As we expect from the Japanese major, cosmetics are good. The look may be minimalistic but the execution has flair. The thin edge-lit panel actually sits on top of, rather than inside, the surrounding bezel, which looks kinda neat. The TX-50GX800 also snubs awkward wide feet for a more convenient pedestal stand.

The TV comes with a standard IR Panasonic remote (which means more buttons than Christmas), adorned with dedicated Netflix and Freeview Play shortcuts.

Look closely though and you can see where corners have been cut. The set has a Freeview Play tuner, but there's no provision for a satellite feed. There are also only three HDMIs provided. Still you lose some, you win some. The provision of a two-way Bluetooth Audio link allows music to be streamed to the set, and supports pairing with wireless headphones for private TV listening.
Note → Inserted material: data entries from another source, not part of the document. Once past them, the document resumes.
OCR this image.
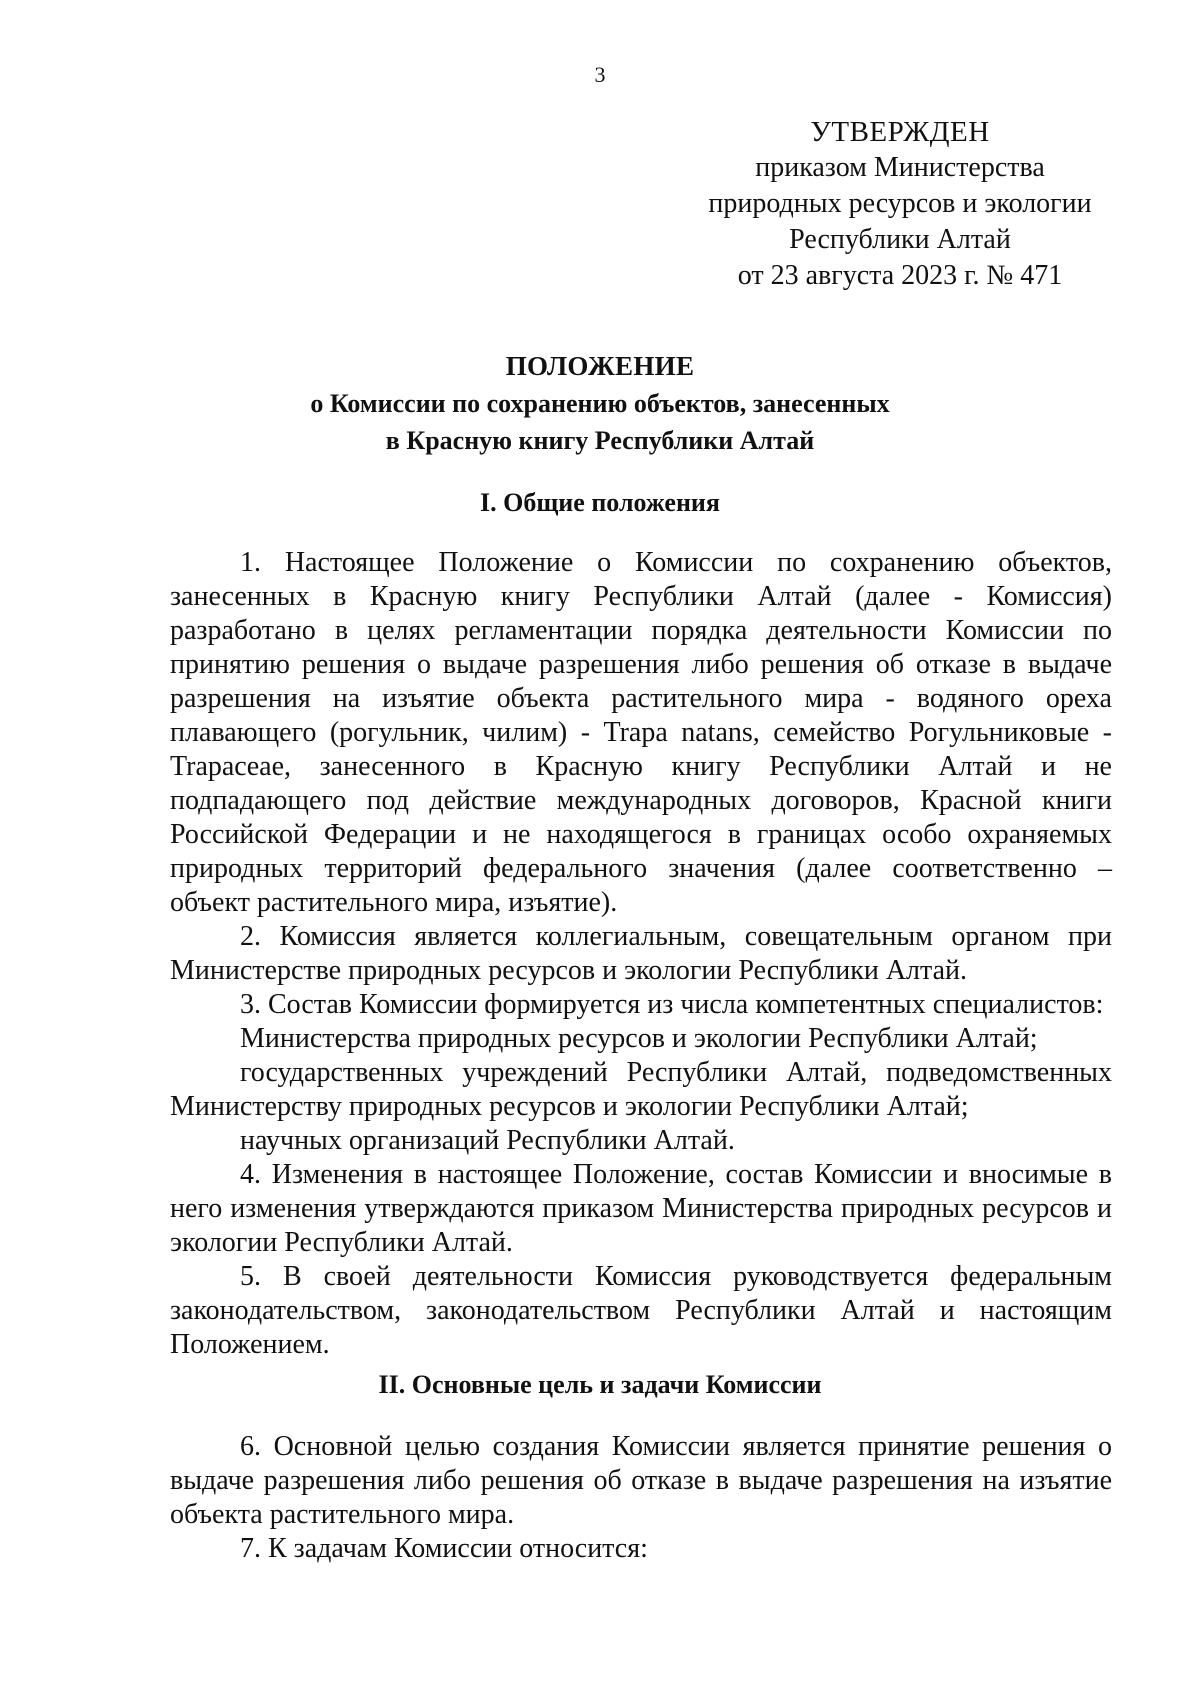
3
УТВЕРЖДЕН
приказом Министерства
природных ресурсов и экологии
Республики Алтай
от 23 августа 2023 г. № 471
ПОЛОЖЕНИЕ
о Комиссии по сохранению объектов, занесенных
в Красную книгу Республики Алтай
I. Общие положения

1. Настоящее Положение о Комиссии по сохранению объектов, занесенных в Красную книгу Республики Алтай (далее - Комиссия) разработано в целях регламентации порядка деятельности Комиссии по принятию решения о выдаче разрешения либо решения об отказе в выдаче разрешения на изъятие объекта растительного мира - водяного ореха плавающего (рогульник, чилим) - Trapa natans, семейство Рогульниковые - Trapaceae, занесенного в Красную книгу Республики Алтай и не подпадающего под действие международных договоров, Красной книги Российской Федерации и не находящегося в границах особо охраняемых природных территорий федерального значения (далее соответственно – объект растительного мира, изъятие).

2. Комиссия является коллегиальным, совещательным органом при Министерстве природных ресурсов и экологии Республики Алтай.

3. Состав Комиссии формируется из числа компетентных специалистов:

Министерства природных ресурсов и экологии Республики Алтай;

государственных учреждений Республики Алтай, подведомственных Министерству природных ресурсов и экологии Республики Алтай;

научных организаций Республики Алтай.

4. Изменения в настоящее Положение, состав Комиссии и вносимые в него изменения утверждаются приказом Министерства природных ресурсов и экологии Республики Алтай.

5. В своей деятельности Комиссия руководствуется федеральным законодательством, законодательством Республики Алтай и настоящим Положением.

II. Основные цель и задачи Комиссии

6. Основной целью создания Комиссии является принятие решения о выдаче разрешения либо решения об отказе в выдаче разрешения на изъятие объекта растительного мира.

7. К задачам Комиссии относится:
When it comes to smart connectivity, Panasonic continues to resist the allure of the Android TV OS. What we have here is its own My Home Screen platform, now up to version 4. It looks deceptively simple, but is actually quite powerful and intuitive to use.
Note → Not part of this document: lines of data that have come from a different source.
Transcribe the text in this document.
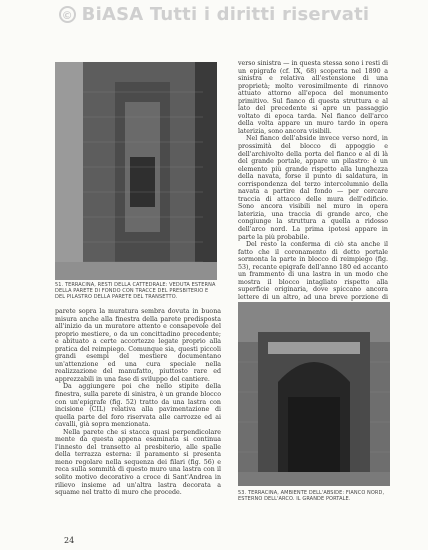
© BiASA Tutti i diritti riservati
51. TERRACINA, RESTI DELLA CATTEDRALE: VEDUTA ESTERNA DELLA PARETE DI FONDO CON TRACCE DEL PRESBITERIO E DEL PILASTRO DELLA PARETE DEL TRANSETTO.

verso sinistra — in questa stessa sono i resti di un epigrafe (cf. IX, 68) scoperta nel 1890 a sinistra e relativa all'estensione di una proprietà; molto verosimilmente di rinnovo attuato attorno all'epoca del monumento primitivo. Sul fianco di questa struttura e al lato del precedente si apre un passaggio voltato di epoca tarda. Nel fianco dell'arco della volta appare un muro tardo in opera laterizia, sono ancora visibili.

Nel fianco dell'abside invece verso nord, in prossimità del blocco di appoggio e dell'archivolto della porta del fianco e al di là del grande portale, appare un pilastro: è un elemento più grande rispetto alla lunghezza della navata, forse il punto di saldatura, in corrispondenza del terzo intercolumnio della navata a partire dal fondo — per cercare traccia di attacco delle mura dell'edificio. Sono ancora visibili nel muro in opera laterizia, una traccia di grande arco, che congiunge la struttura a quella a ridosso dell'arco nord. La prima ipotesi appare in parte la più probabile.

Del resto la conferma di ciò sta anche il fatto che il coronamento di detto portale sormonta la parte in blocco di reimpiego (fig. 53), recante epigrafe dell'anno 180 ed accanto un frammento di una lastra in un modo che mostra il blocco intagliato rispetto alla superficie originaria, dove spiccano ancora lettere di un altro, ad una breve porzione di

parete sopra la muratura sembra dovuta in buona misura anche alla finestra della parete predisposta all'inizio da un muratore attento e consapevole del proprio mestiere, o da un concittadino precedente; e abituato a certe accortezze legate proprio alla pratica del reimpiego. Comunque sia, questi piccoli grandi esempi del mestiere documentano un'attenzione ed una cura speciale nella realizzazione del manufatto, piuttosto rare ed apprezzabili in una fase di sviluppo del cantiere.

Da aggiungere poi che nello stipite della finestra, sulla parete di sinistra, è un grande blocco con un'epigrafe (fig. 52) tratto da una lastra con incisione (CIL) relativa alla pavimentazione di quella parte del foro riservata alle carrozze ed ai cavalli, già sopra menzionata.

Nella parete che si stacca quasi perpendicolare mente da questa appena esaminata si continua l'innesto del transetto al presbiterio, alle spalle della terrazza esterna: il paramento si presenta meno regolare nella sequenza dei filari (fig. 56) e reca sulla sommità di questo muro una lastra con il solito motivo decorativo a croce di Sant'Andrea in rilievo insieme ad un'altra lastra decorata a squame nel tratto di muro che procede.	53. TERRACINA, AMBIENTE DELL'ABSIDE: FIANCO NORD, ESTERNO DELL'ARCO. IL GRANDE PORTALE.
24
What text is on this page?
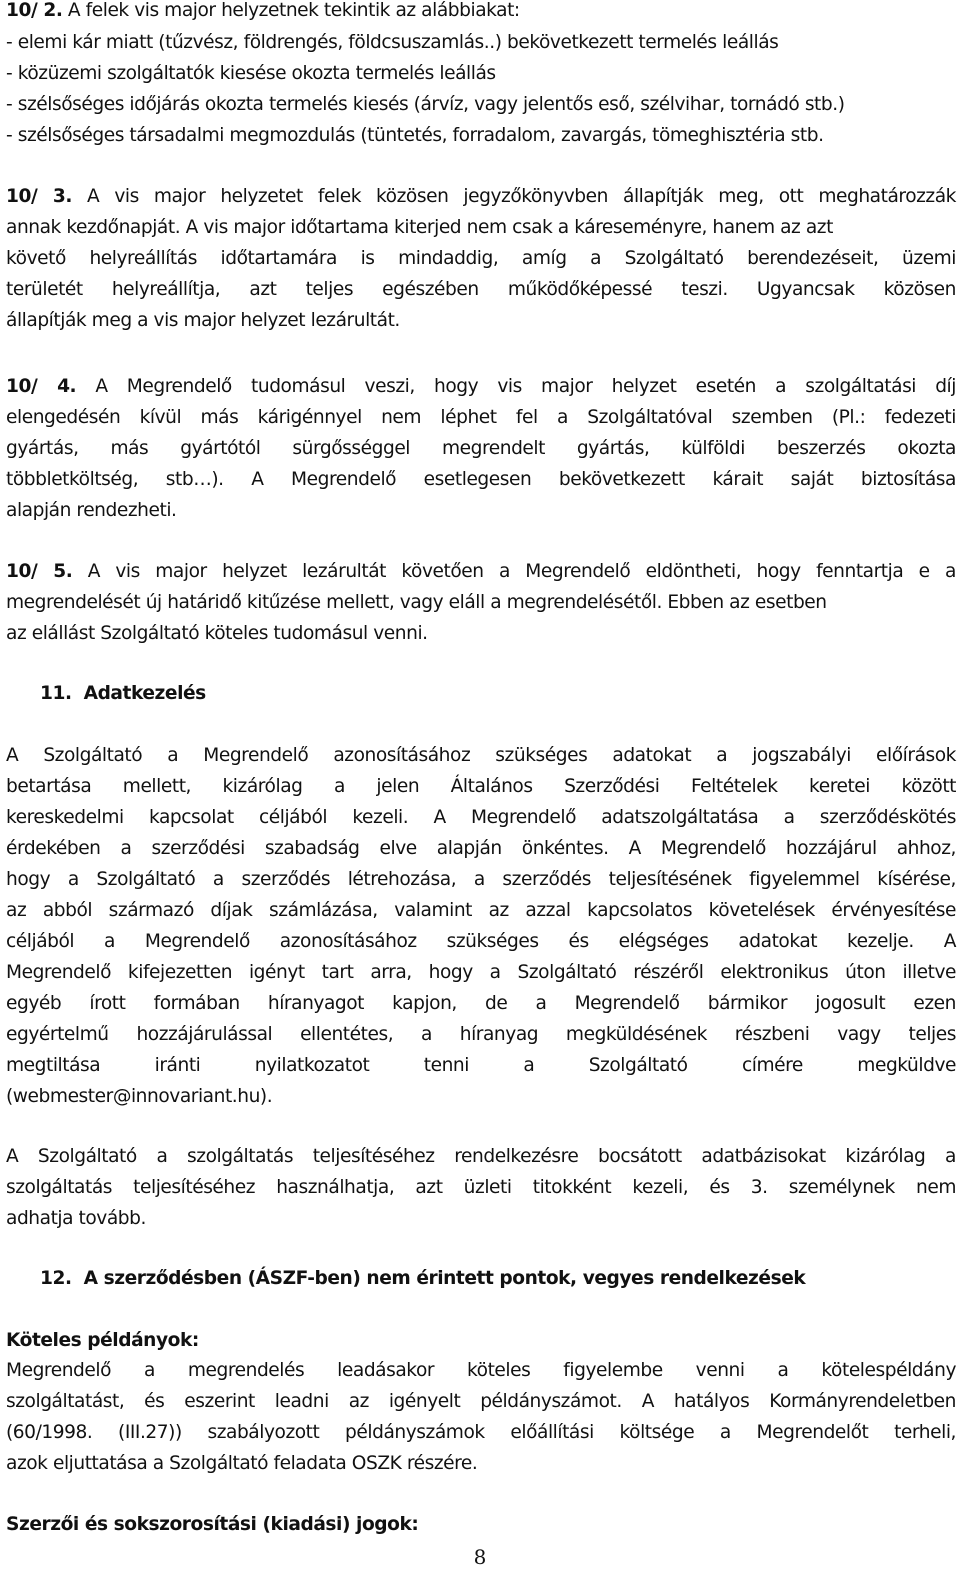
10/ 2. A felek vis major helyzetnek tekintik az alábbiakat:
- elemi kár miatt (tűzvész, földrengés, földcsuszamlás..) bekövetkezett termelés leállás
- közüzemi szolgáltatók kiesése okozta termelés leállás
- szélsőséges időjárás okozta termelés kiesés (árvíz, vagy jelentős eső, szélvihar, tornádó stb.)
- szélsőséges társadalmi megmozdulás (tüntetés, forradalom, zavargás, tömeghisztéria stb.
10/ 3. A vis major helyzetet felek közösen jegyzőkönyvben állapítják meg, ott meghatározzák
annak kezdőnapját. A vis major időtartama kiterjed nem csak a káreseményre, hanem az azt
követő helyreállítás időtartamára is mindaddig, amíg a Szolgáltató berendezéseit, üzemi
területét helyreállítja, azt teljes egészében működőképessé teszi. Ugyancsak közösen
állapítják meg a vis major helyzet lezárultát.
10/ 4. A Megrendelő tudomásul veszi, hogy vis major helyzet esetén a szolgáltatási díj
elengedésén kívül más kárigénnyel nem léphet fel a Szolgáltatóval szemben (Pl.: fedezeti
gyártás, más gyártótól sürgősséggel megrendelt gyártás, külföldi beszerzés okozta
többletköltség, stb…). A Megrendelő esetlegesen bekövetkezett kárait saját biztosítása
alapján rendezheti.
10/ 5. A vis major helyzet lezárultát követően a Megrendelő eldöntheti, hogy fenntartja e a
megrendelését új határidő kitűzése mellett, vagy eláll a megrendelésétől. Ebben az esetben
az elállást Szolgáltató köteles tudomásul venni.
11.  Adatkezelés
A Szolgáltató a Megrendelő azonosításához szükséges adatokat a jogszabályi előírások
betartása mellett, kizárólag a jelen Általános Szerződési Feltételek keretei között
kereskedelmi kapcsolat céljából kezeli. A Megrendelő adatszolgáltatása a szerződéskötés
érdekében a szerződési szabadság elve alapján önkéntes. A Megrendelő hozzájárul ahhoz,
hogy a Szolgáltató a szerződés létrehozása, a szerződés teljesítésének figyelemmel kísérése,
az abból származó díjak számlázása, valamint az azzal kapcsolatos követelések érvényesítése
céljából a Megrendelő azonosításához szükséges és elégséges adatokat kezelje. A
Megrendelő kifejezetten igényt tart arra, hogy a Szolgáltató részéről elektronikus úton illetve
egyéb írott formában híranyagot kapjon, de a Megrendelő bármikor jogosult ezen
egyértelmű hozzájárulással ellentétes, a híranyag megküldésének részbeni vagy teljes
megtiltása iránti nyilatkozatot tenni a Szolgáltató címére megküldve
(webmester@innovariant.hu).
A Szolgáltató a szolgáltatás teljesítéséhez rendelkezésre bocsátott adatbázisokat kizárólag a
szolgáltatás teljesítéséhez használhatja, azt üzleti titokként kezeli, és 3. személynek nem
adhatja tovább.
12.  A szerződésben (ÁSZF-ben) nem érintett pontok, vegyes rendelkezések
Köteles példányok:
Megrendelő a megrendelés leadásakor köteles figyelembe venni a kötelespéldány
szolgáltatást, és eszerint leadni az igényelt példányszámot. A hatályos Kormányrendeletben
(60/1998. (III.27)) szabályozott példányszámok előállítási költsége a Megrendelőt terheli,
azok eljuttatása a Szolgáltató feladata OSZK részére.
Szerzői és sokszorosítási (kiadási) jogok:
8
Home, as it's affectionately called, again launches with three buttons, 'Devices', 'Apps' and 'Live TV.' These can be augmented with additional icons for your favourite streaming service(s) or connected device(s).

The Devices tab doesn't just list connected hardware players. It also recognises connected network media servers and NAS drives. My Twonky and Plex media servers were spotted straight away, and MKV video files immediately accessible.

Streaming TV service support is solid; Netflix, Amazon Prime Video, and YouTube lead the way. And as this is a Freeview Play model you also get a full selection of catch-up TV players, plus UKTV Play, CBS Catchup and Horror Bites. There's even support for Google Assistant and Amazon Alexa smart integration.


Satisfying 4K
When it comes to picture quality, the TX-50GX800 nails it. Long story short: this is arguably the most satisfying 4K UHD mid-range telly yet from the brand.

Whether you're watching regular HD, or 4K from a streaming service or disc, it delivers crisp, expertly-judged, highly watchable pictures.

Contrast is excellent, given an assist from local dimming, while the brand's much-lauded HCX image processor wrings fine detail and textual nuance from a wide range of sources.

Image presets cover Dynamic, Normal, Cinema, True Cinema, Custom and Sport. There's also a low input-lag Game setting, which really delivers on its promise. I measured input lag at a measly 10.2ms.

In most situations, the Normal mode proves to be the best catch-all picture setting; cinema is much duller, so opt for True Cinema when watching in darker viewing environments. If you view Dolby Vision content, Dolby presets are applied: Dolby Vision Vivid, Dolby Vision Bright and Dolby Vision Dark (I found Bright works best).

The provision of multi-HDR support obviously makes the GX800 a tempting proposition for home cinephiles. Content is all over the place when it comes to HDR implementation, with some discs and streaming services supporting Dolby dynamic metadata, while others support royalty free HDR10+. The TX-50GX800 is refreshingly agnostic. It also caters for regular HDR10 and broadcast HLG.

In Star Wars: The Last Jedi (Dolby Vision, Ultra HD Blu-ray), the opening Empire dreadnought scuttling is highly dynamic, with no obvious compromise in HDR delivery. Play this when your mates come round, as the sheer impact of that sequence belies the TX-50GX800's mid-range ticket price.

It should be stressed that this Panasonic isn't a light-cannon. But what it has is a well-balanced, believable HDR presentation.

Dynamic Delivery
There are genuine benefits in having dynamic HDR metadata support on a mid-brightness screen like this. The application of intelligent tone mapping largely prevents unwanted clipping of bright highlights.